Does Dugin have a point or is he a raving schizophrenic?
>>135561367
Dugin is an honorary nigger
>>135561367
Shortest summary I could find:
>The book begins with the essential foundation of Dugin’s geopolitical thought, that in history there exists an eternal conflict between the civilization of the land (tellurocracy), and the civilization of the sea (thalassocracy). The greatest example of this in the ancient world is the war between Rome and Carthage, illustrated eloquently with a long form quote from G.K. Chesterton on the Punic Wars. As well as geopolitical significance, the land/sea dichotomy has a metaphysical character as well. As Christ was born in the land empire, the antichrist was destined to be born in the sea empire. The values of the land empire are naturally conservative, sacrificial, faithful, and holistic.
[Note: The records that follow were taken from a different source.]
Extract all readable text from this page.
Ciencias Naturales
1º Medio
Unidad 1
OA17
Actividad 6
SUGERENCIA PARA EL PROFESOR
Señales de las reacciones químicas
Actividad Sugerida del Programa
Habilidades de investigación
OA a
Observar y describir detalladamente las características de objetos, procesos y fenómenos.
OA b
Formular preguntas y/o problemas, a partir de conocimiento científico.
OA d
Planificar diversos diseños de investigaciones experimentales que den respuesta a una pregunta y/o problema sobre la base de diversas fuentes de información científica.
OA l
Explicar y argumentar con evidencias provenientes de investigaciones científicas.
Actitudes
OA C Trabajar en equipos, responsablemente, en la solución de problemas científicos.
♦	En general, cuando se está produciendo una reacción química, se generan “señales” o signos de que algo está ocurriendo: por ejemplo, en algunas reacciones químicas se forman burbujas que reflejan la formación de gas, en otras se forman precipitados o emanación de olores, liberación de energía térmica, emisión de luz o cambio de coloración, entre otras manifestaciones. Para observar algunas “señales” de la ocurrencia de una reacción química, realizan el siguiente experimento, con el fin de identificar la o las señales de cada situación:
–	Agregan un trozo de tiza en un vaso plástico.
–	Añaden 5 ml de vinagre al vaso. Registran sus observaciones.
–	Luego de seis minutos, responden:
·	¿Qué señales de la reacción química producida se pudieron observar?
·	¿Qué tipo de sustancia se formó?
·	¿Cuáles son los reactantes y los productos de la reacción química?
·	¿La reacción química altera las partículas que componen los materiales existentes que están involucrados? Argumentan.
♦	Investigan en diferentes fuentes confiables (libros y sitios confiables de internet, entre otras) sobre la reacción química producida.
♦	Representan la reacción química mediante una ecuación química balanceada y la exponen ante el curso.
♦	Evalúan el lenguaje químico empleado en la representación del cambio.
On the flipside then, the values of the sea civilization will be decadence and materialism. The traits of the land civilization are, for Dugin, not rooted in the Russian people themselves, but were adopted over time, largely due to Mongol occupation and Orthodoxy’s spread (the concept of the Third Rome comes from here). Not only this, but Russia is the heartland of this type of civilization, and as such…
>“Geopolitically, the fact that Russia is the Heartland makes its sovereignty a planetary problem. All the powers and states in the world that possess tellurocratic properties depend on whether Russia will cope with this historic challenge and be able to preserve its sovereignty.”
>The challenge, in the form of thallasocratic or Atlanticist expansion has gone through many phases, the last one before our contemporary era being the dominance of the mercantile British Empire. Today however, the pole of the sea is grounded entirely in the United States, Western Europe reduced to vassal status.
https://citadelfoundations.wordpress.com/2016/10/25/aleksandr-dugins-last-war-of-the-world-island/
>>135561569
G.K. Chesterton on the Punic Wars:
>In the whole world, one thing still threatened Carthage, and that was Carthage. There still remained the inner working of an element strong in all successful commercial states…the shrewdness of the men who manage big enterprises…was still business government…still the broad and sane outlook of practical men of affairs, and in these things could the Romans hope….The plain business men of Carthage, thinking as such men do in terms of living and dying races, saw clearly that Rome was not only dying but dead.
>The war was over; it was obviously hopeless for the Italian city to resist any longer, and inconceivable that anybody should resist when it was hopeless. Under these circumstances, another set of broad, sound business principles remained to be considered. Wars were waged with money, and consequently cost money…the time had come for peace; and still more for economy. The messages sent by Hannibal from time to time asking for reinforcements were a ridiculous anachronism; there were much more important things to attend to now.
Basically the plutocracy of Carthage saw the war was won, and pulled all support from Hannibal, allowing the Romans to rebound.